Historische Bildquellen zum Zustand der Gletscher
Gletscher in Gebirgsräumen reagieren sehr sensibel auf Klimaveränderungen, da sie Temperatur- und Niederschlagstendenzen über alle Jahreszeiten integrieren. Ihre Schwankungen gehören zu den deutlichsten Hinweisen auf Erwärmungs- und Abkühlungstendenzen, die uns die Natur vermittelt. Neben schriftlichen Hinweisen erlauben es historische Bilddarstellungen von Gletschern in Form von Zeichnungen, Gemälden, Drucken und frühen Fotografien, Gletscherstände in den Alpen vom frühen 17. Jahrhundert an zu rekonstruieren. Historisches Material liegt nur von solchen Gletschern in einer befriedigenden Menge vor, die schon früh den erforderlichen Bekanntheits- und Attraktivitätsgrad erreichten, um Reisende, Wissenschaftler und Künstler herbeizulocken. Bilddarstellungen aus Malerei und Grafik stammen vereinzelt bereits aus dem frühen 17. Jahrhundert, treten aber gehäuft erst mit der aufkommenden Mode der Alpenreisen im 18. Jahrhundert auf. Ab dem Ende der 1840er Jahre sind auch Fotografien verfügbar.

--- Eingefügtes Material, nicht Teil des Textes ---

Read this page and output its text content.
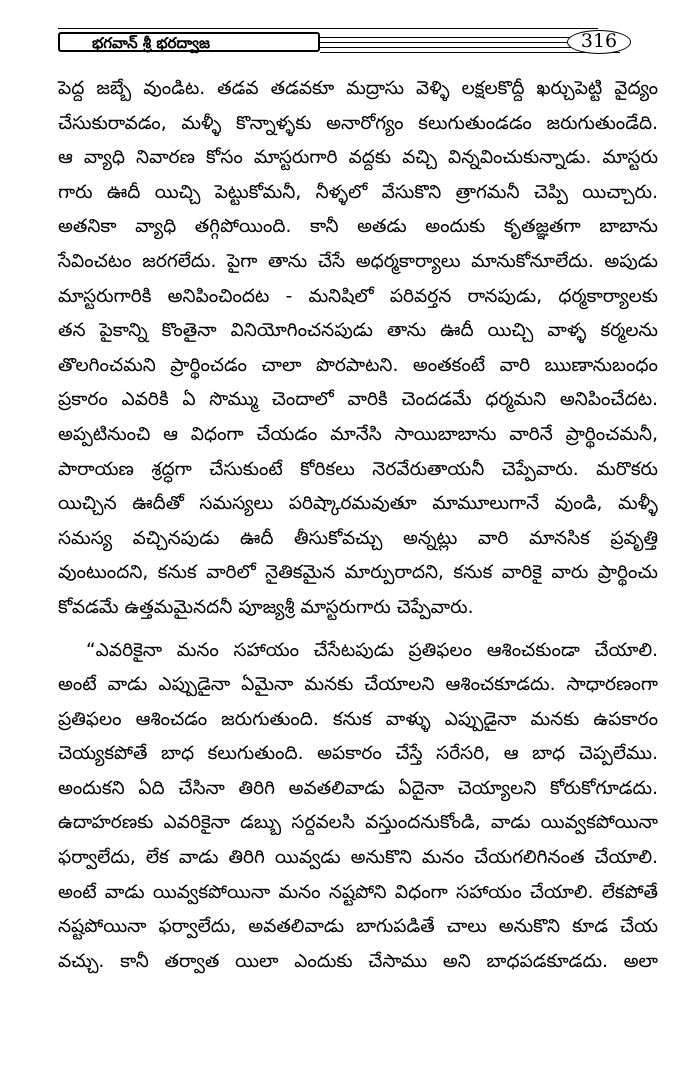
భగవాన్ శ్రీ భరద్వాజ	316

పెద్ద జబ్బే వుండిట. తడవ తడవకూ మద్రాసు వెళ్ళి లక్షలకొద్దీ ఖర్చుపెట్టి వైద్యం
చేసుకురావడం, మళ్ళీ కొన్నాళ్ళకు అనారోగ్యం కలుగుతుండడం జరుగుతుండేది.
ఆ వ్యాధి నివారణ కోసం మాస్టరుగారి వద్దకు వచ్చి విన్నవించుకున్నాడు. మాస్టరు
గారు ఊదీ యిచ్చి పెట్టుకోమనీ, నీళ్ళలో వేసుకొని త్రాగమనీ చెప్పి యిచ్చారు.
అతనికా వ్యాధి తగ్గిపోయింది. కానీ అతడు అందుకు కృతజ్ఞతగా బాబాను
సేవించటం జరగలేదు. పైగా తాను చేసే అధర్మకార్యాలు మానుకోనూలేదు. అపుడు
మాస్టరుగారికి అనిపించిందట - మనిషిలో పరివర్తన రానపుడు, ధర్మకార్యాలకు
తన పైకాన్ని కొంతైనా వినియోగించనపుడు తాను ఊదీ యిచ్చి వాళ్ళ కర్మలను
తొలగించమని ప్రార్థించడం చాలా పొరపాటని. అంతకంటే వారి ఋణానుబంధం
ప్రకారం ఎవరికి ఏ సొమ్ము చెందాలో వారికి చెందడమే ధర్మమని అనిపించేదట.
అప్పటినుంచి ఆ విధంగా చేయడం మానేసి సాయిబాబాను వారినే ప్రార్థించమనీ,
పారాయణ శ్రద్ధగా చేసుకుంటే కోరికలు నెరవేరుతాయనీ చెప్పేవారు. మరొకరు
యిచ్చిన ఊదీతో సమస్యలు పరిష్కారమవుతూ మామూలుగానే వుండి, మళ్ళీ
సమస్య వచ్చినపుడు ఊదీ తీసుకోవచ్చు అన్నట్లు వారి మానసిక ప్రవృత్తి
వుంటుందని, కనుక వారిలో నైతికమైన మార్పురాదని, కనుక వారికై వారు ప్రార్థించు
కోవడమే ఉత్తమమైనదనీ పూజ్యశ్రీ మాస్టరుగారు చెప్పేవారు.

“ఎవరికైనా మనం సహాయం చేసేటపుడు ప్రతిఫలం ఆశించకుండా చేయాలి.
అంటే వాడు ఎప్పుడైనా ఏమైనా మనకు చేయాలని ఆశించకూడదు. సాధారణంగా
ప్రతిఫలం ఆశించడం జరుగుతుంది. కనుక వాళ్ళు ఎప్పుడైనా మనకు ఉపకారం
చెయ్యకపోతే బాధ కలుగుతుంది. అపకారం చేస్తే సరేసరి, ఆ బాధ చెప్పలేము.
అందుకని ఏది చేసినా తిరిగి అవతలివాడు ఏదైనా చెయ్యాలని కోరుకోగూడదు.
ఉదాహరణకు ఎవరికైనా డబ్బు సర్దవలసి వస్తుందనుకోండి, వాడు యివ్వకపోయినా
ఫర్వాలేదు, లేక వాడు తిరిగి యివ్వడు అనుకొని మనం చేయగలిగినంత చేయాలి.
అంటే వాడు యివ్వకపోయినా మనం నష్టపోని విధంగా సహాయం చేయాలి. లేకపోతే
నష్టపోయినా ఫర్వాలేదు, అవతలివాడు బాగుపడితే చాలు అనుకొని కూడ చేయ
వచ్చు. కానీ తర్వాత యిలా ఎందుకు చేసాము అని బాధపడకూడదు. అలా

Der Untere Grindelwaldgletscher im Berner Oberland ist diesbezüglich wohl der am besten untersuchte weltweit. Heinz J. Zumbühl rekonstruierte seine Schwankungen anhand von über 360 Bilddokumenten in Verbindung mit chronikalischen Aufzeichnungen der lokalen Bevölkerung und Berichten von Naturforschern (Zumbühl 1980; Zumbühl 2009; Zumbühl et al. 2016). Ebenfalls von Reisenden, Wissenschaftern und Künstlern oft besucht, vor allem seit der Mitte des 18. Jahrhunderts, ist das Mont Blanc-Gebiet mit seinen prominenten Gletschern wie dem Mer de Glace oder dem Glacier des Bossons (Nussbaumer et al. 2012). Neben dem Alpenraum rückten im 19. Jahrhundert auch die relativ leicht zugänglichen Gletscher in Norwegen in den Blickpunkt des Interesses, sodass die Zahl der überlieferten Gemälde, Zeichnungen und Fotografien eine klimageschichtliche Auswertung erlaubt.
Historische Bilddokumente auszuwerten ist oft schwierig und verlangt sorgfältige Analysen, vor allem vor dem 19. Jahrhundert. Um optimale Vergleiche bezüglich der Gletscherausdehnung vornehmen zu können, sollten die Bilddarstellungen drei Voraussetzungen erfüllen:
- Die Abbildung muss genau datierbar sein, d.h., der Zeitpunkt, zu dem der Künstler den Gletscher aufgenommen hat, muss bestimmt werden können.
- Der Gletscher und seine Umgebung müssen topografisch korrekt abgebildet sein.
- Der Aufnahmestandort des Künstlers muss bekannt sein.
Die Euro-Climhist-Datenbank umfasst aktuell rund 300 Bilddarstellungen von Gletschern, insbesondere zu den beiden Grindelwaldgletschern, zum Rhonegletscher, zum Unteraar- und Rosenlauigletscher, ausserhalb der Schweiz zum Mer de Glace und Glacier des Bossons (Frankreich) sowie zu mehreren Gletschern in Norwegen. Die Bilddarstellungen können einem dieser fünf Bildtypen zugeordnet werden:
Die Bilddarstellungen können einem dieser fünf Bildtypen zugeordnet werden:
Z = Zeichnung; G = Ölgemälde; D = Druckgrafik; F = Fotografie; K = Karte
Bei Ölgemälden gilt es zu beachten, dass diese oft, aber nicht immer, nach Naturstudien (Zeichnungen, z.T. aquarelliert und gouachiert) ausgeführt wurden. In diesem Fall verweist das auf dem Gemälde meistens beigefügte Datum auf das Jahr der Fertigstellung im Atelier, das nicht unbedingt identisch mit dem für den Gletscherstand entscheidenden Jahr der Alpenreise des Künstlers sein muss. Bei grafischen Blättern (Druckgrafik) und Fotografien wiederum sind oft umfangreiche Nachforschungen erforderlich und Reisedaten meistens nur durch Künstlerbiografien oder Stilvergleiche zu erhalten.